Minutiae Minutiae

Episode One Hundred Sixty Five: Minutiae Minutiae.
In which we mote it up.

1 comment:

  1. 'Pick Your Five Favorite Motes' was a satisfying 'pick five' list I invented several years ago when Facebook allowed a 'pick your five favorite' app that could be customized to the poster's liking. "Mote in Absentia" was #5, the punch line for that list. Or the inverse punch line. Or something. The idea of something so small as to be unnoticeable actually being absent struck me as funny. It is also poignant because, of course, we are all so indescribably tiny that none of us even registers as a mote, on the cosmic scale. And yet, our absence surely leaves an undetectable mark. The paradox of our existence.
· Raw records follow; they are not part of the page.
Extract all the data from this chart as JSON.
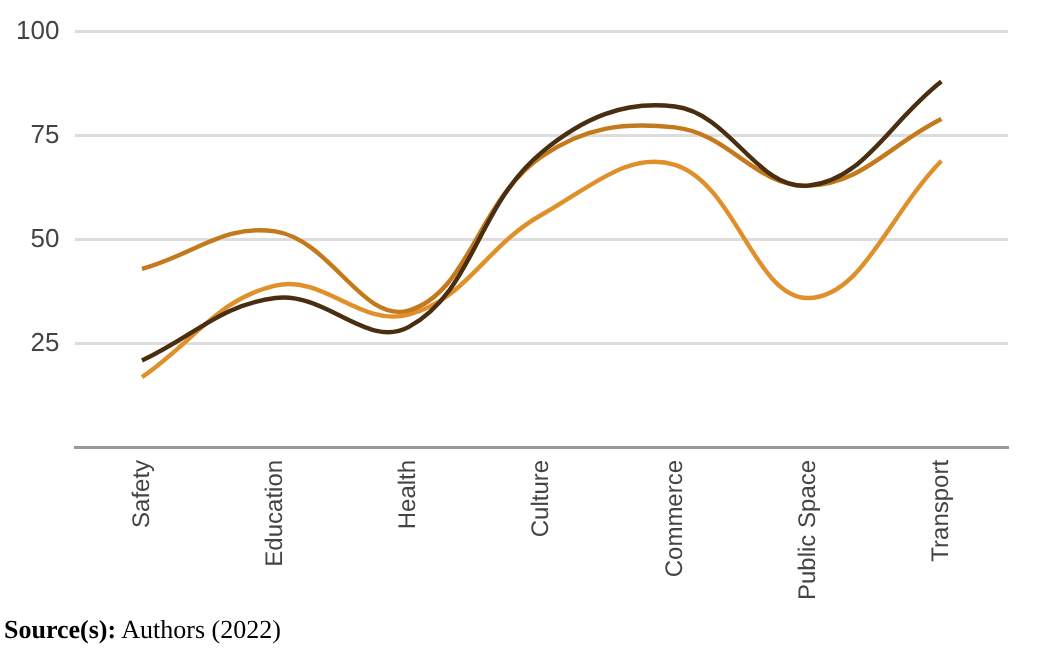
{
  "chart_data": {
    "type": "line",
    "categories": [
      "Safety",
      "Education",
      "Health",
      "Culture",
      "Commerce",
      "Public Space",
      "Transport"
    ],
    "series": [
      {
        "color": "#4a2e12",
        "values": [
          21,
          36,
          29,
          71,
          82,
          63,
          88
        ]
      },
      {
        "color": "#c47a1c",
        "values": [
          43,
          52,
          33,
          70,
          77,
          63,
          79
        ]
      },
      {
        "color": "#e0902a",
        "values": [
          17,
          39,
          32,
          56,
          68,
          36,
          69
        ]
      }
    ],
    "ylim": [
      0,
      100
    ],
    "yticks": [
      25,
      50,
      75,
      100
    ],
    "grid": "y",
    "legend": false,
    "marker": "none",
    "line_style": "solid",
    "annotations": [
      "Source(s): Authors (2022)"
    ]
  }
}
    I recently read the sermon on the mount and was intrigued to see how much of my own ethos reside in that text. (Of the top: humility, deference, acceptance.) Of course, I’m not surprised. And I’m sure they also persist in other texts in other cultures as well.

    Anyway, I was also surprised to see ‘mote’ cited in the sermon. In this case, a reference to a dirt speck caught in one’s eye, the story being that you shouldn’t criticize someone for a dirt speck in their eye, when you’ve got an enormous beam coming from your own.
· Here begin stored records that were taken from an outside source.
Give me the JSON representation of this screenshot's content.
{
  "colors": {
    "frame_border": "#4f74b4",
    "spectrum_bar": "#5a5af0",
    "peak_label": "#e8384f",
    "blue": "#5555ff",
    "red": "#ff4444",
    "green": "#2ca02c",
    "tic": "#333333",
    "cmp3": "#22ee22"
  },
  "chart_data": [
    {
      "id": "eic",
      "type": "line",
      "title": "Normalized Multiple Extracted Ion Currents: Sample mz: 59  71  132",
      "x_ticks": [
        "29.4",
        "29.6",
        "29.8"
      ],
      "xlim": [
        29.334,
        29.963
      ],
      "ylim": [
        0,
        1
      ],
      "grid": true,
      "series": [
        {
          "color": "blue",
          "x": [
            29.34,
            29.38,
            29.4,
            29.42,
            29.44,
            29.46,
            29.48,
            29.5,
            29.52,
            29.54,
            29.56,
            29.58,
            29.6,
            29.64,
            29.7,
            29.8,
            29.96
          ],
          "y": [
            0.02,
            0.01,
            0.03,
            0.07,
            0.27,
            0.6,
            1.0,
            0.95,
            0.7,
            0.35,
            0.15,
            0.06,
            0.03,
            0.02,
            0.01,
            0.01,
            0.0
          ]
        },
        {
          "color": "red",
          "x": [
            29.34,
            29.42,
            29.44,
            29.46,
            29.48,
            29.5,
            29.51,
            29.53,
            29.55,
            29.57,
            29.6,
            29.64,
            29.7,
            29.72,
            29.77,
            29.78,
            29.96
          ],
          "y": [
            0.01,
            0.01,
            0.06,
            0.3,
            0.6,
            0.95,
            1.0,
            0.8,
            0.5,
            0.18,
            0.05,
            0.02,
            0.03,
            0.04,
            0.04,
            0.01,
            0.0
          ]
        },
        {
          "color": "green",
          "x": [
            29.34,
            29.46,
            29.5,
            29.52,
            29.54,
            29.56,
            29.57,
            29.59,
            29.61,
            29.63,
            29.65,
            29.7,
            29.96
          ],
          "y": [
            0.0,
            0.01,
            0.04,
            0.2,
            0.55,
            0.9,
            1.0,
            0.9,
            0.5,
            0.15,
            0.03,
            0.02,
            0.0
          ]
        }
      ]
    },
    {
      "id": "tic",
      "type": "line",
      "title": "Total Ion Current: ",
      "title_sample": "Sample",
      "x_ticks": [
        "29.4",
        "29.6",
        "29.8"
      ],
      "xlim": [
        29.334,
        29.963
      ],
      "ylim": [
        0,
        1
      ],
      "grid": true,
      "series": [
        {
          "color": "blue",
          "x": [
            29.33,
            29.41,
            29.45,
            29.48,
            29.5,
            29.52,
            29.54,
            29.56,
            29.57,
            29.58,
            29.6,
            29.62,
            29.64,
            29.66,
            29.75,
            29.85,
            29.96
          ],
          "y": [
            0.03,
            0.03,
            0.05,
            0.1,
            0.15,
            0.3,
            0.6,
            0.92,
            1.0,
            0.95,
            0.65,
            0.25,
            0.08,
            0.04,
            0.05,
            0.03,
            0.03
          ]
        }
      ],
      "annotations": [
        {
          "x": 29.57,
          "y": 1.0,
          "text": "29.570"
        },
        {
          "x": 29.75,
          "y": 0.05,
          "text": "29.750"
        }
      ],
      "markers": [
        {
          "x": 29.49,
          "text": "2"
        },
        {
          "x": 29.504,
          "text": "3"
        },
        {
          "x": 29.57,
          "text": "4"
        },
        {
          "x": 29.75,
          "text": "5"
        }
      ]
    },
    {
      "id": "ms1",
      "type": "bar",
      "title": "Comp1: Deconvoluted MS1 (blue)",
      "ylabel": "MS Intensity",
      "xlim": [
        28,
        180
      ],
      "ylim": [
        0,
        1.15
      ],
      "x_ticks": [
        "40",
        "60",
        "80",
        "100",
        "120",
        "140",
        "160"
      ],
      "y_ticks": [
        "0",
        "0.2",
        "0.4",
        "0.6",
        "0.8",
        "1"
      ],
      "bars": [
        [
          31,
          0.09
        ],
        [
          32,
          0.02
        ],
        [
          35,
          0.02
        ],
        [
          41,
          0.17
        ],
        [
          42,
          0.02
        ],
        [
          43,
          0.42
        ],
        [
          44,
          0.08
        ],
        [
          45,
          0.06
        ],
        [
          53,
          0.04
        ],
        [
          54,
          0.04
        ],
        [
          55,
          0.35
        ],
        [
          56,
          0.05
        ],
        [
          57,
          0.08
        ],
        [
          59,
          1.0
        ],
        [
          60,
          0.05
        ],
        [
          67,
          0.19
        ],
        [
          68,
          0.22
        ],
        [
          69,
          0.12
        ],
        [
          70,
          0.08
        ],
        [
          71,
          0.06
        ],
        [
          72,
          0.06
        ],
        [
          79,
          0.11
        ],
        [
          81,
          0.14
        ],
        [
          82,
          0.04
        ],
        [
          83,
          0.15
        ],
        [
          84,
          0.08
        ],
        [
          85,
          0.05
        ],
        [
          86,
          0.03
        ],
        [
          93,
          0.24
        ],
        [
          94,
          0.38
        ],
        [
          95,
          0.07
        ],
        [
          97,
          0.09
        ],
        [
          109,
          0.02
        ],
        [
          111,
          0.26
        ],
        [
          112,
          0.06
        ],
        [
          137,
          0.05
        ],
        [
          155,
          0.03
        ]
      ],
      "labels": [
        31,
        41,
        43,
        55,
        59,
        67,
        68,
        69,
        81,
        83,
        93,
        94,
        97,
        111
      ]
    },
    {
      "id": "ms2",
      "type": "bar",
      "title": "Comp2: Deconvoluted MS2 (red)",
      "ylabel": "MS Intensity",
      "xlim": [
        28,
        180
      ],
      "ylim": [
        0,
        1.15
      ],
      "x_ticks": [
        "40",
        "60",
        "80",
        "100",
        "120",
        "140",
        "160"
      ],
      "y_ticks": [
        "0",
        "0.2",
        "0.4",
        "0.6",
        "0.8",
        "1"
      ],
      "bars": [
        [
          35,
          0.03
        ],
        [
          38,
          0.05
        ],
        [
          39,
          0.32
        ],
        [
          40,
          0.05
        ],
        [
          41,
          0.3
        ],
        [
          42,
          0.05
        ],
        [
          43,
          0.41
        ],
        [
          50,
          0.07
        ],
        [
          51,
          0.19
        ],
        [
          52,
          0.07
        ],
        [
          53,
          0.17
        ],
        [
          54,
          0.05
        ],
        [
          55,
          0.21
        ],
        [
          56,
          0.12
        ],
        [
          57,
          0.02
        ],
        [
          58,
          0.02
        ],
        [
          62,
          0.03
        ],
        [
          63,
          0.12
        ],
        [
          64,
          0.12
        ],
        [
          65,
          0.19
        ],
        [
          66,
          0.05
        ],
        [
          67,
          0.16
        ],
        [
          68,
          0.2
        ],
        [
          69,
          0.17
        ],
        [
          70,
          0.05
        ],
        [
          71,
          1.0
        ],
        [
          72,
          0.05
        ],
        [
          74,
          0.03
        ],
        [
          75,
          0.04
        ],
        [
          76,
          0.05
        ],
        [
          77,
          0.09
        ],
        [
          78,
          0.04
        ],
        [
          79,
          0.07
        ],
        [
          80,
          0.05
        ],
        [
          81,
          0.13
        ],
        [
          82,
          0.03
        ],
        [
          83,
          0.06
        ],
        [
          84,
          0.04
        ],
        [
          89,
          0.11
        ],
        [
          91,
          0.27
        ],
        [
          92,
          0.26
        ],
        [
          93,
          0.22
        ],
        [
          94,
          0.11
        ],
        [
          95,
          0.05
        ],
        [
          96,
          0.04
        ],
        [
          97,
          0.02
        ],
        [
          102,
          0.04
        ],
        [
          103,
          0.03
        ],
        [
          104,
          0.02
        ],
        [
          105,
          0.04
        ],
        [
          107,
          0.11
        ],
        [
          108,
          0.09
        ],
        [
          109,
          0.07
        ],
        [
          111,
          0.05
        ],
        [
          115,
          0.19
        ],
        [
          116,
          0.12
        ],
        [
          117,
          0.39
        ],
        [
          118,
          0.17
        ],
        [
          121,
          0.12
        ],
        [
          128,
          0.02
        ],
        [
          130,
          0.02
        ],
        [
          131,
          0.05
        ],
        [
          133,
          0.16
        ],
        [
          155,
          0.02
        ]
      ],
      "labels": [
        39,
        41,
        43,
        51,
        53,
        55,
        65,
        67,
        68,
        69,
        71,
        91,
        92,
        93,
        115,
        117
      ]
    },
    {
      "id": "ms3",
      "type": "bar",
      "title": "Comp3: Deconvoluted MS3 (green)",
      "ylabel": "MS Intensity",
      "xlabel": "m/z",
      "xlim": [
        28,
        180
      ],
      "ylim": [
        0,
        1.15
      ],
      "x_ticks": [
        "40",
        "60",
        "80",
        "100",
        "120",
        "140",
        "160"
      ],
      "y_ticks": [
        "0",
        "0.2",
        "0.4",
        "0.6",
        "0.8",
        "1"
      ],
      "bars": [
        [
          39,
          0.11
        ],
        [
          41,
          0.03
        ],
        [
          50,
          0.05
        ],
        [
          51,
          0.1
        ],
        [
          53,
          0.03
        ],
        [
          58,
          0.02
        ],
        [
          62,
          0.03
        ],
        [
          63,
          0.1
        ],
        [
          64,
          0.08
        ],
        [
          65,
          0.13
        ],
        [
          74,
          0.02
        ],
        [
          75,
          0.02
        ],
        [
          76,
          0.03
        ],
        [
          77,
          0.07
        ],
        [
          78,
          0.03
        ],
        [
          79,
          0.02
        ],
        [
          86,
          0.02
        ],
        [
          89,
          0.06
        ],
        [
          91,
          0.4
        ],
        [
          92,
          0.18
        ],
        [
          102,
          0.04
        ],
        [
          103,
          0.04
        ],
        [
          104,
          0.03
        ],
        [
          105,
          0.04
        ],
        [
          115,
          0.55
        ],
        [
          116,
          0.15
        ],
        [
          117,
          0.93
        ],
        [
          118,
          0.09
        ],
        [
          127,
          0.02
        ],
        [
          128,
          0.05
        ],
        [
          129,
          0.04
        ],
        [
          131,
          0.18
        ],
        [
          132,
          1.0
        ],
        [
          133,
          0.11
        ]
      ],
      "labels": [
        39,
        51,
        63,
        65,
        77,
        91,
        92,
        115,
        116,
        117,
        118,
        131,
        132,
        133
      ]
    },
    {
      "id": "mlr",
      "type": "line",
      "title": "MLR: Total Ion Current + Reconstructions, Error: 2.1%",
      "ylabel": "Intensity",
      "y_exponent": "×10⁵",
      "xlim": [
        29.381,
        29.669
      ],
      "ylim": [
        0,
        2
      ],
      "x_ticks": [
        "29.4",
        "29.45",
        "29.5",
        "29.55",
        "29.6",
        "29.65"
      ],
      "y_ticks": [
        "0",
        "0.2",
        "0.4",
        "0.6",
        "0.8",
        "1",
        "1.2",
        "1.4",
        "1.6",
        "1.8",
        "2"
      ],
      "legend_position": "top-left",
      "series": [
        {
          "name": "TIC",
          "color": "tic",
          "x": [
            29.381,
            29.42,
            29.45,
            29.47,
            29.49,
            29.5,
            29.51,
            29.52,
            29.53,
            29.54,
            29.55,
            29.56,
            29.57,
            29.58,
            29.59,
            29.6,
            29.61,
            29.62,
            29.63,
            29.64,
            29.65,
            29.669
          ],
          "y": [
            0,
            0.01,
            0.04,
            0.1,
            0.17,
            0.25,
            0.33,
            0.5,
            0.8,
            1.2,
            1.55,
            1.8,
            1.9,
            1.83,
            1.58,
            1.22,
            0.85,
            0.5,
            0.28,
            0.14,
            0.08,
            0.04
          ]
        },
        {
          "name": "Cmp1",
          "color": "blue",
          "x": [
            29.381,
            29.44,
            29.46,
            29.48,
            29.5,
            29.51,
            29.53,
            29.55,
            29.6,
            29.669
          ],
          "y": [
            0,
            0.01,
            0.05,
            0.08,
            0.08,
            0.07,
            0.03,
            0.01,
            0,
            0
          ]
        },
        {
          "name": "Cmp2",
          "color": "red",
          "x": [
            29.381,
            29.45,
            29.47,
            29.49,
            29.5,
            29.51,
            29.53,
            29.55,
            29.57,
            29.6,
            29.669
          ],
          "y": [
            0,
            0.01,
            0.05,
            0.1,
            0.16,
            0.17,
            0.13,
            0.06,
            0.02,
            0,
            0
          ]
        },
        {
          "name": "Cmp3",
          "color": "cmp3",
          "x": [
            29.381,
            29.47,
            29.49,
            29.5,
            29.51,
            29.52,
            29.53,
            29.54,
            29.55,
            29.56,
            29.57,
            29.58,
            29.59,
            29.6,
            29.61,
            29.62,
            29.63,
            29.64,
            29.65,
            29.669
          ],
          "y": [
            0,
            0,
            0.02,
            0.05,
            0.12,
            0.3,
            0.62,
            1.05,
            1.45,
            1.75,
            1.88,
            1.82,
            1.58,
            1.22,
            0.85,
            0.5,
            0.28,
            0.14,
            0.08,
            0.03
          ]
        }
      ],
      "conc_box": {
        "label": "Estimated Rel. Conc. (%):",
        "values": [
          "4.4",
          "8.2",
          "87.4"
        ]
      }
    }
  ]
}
    First of all, what kind of carpenter’s shop is this, where everyone is criticizing each other’s appearance over what are evident indications of gross worker safety negligence? This is clearly a capitalist fantasy, in which management grows fat while the workers victimize, cast blame, and fight each other over scraps. Also: a beam in one’s eye? What? I’m guessing their HRA doesn’t cover even basic ophthalmological exams.

    I had never thought of it, but the idea of ‘mote’ obviously has been around for thousands of years. I guess I just wasn’t expecting to find it there, on Jesus’ lips.

    The idea that Minutiae has its own set of minutiae that it minutely worries about is pleasing in its fractal-ness. Of course it's true - everyone is being ground down by something that escapes everyone else's attention.

    Four abstract panels:

    The first is a close up of a smiley face on the cover of one collection of the manga serial collection "Assassination Classroom" (2012?), the halftone pattern shading clustering into what is the right eyeball. That smiley - a bit menacing - peering out at the viewer in what is perhaps a not-apparent gaze.

    The second a plate from Dr. Oliver Sacks' "Migraine" (1970/rev.1990): depictions of computer-generated types of migraine aura. If I ever read that passage, I don't recall what they signify - if they were simply programmed to replicate the appearance of a human’s experience, or if they are generated using specific alterations to a 'normal' processing flow, thereby demonstrating that human migraine aura may be an effect of a similar alteration to brain processing (able to be replicated, and therefore possibly treatable). Anyway, I like the idea of the latter - that computers experience migraines, too. Migraines are awful, lonely experiences, and I'd be comforted to know that my IBM XT is crawling along the carpet beside me.

    Close up of a cover of a 'classic novel' series edition of H.G. Wells' The Invisible Man (originally published 1897). The cover is a bust shot of the protagonists' bandaging unraveling, revealing the void beneath, round shades hiding the absent eyes. It is a watercolor, and the corrugated texture of the bandage satisfyingly evoked. My own replication, zoomed in and scrabbled-at, a failure.

    The final frame is a close up from an image in "Letter Perfect: The Art of Modernist Typography, 1896-1953" by David Ryan, 2001. Pieter (Piet) Zwart, "Homage to a Young Girl', 1925. Quite happy with my attempt, though there was an error (bottom, center) that I meant to fix in post, but forgot. The Still, I love the look of this artist. Uncluttered.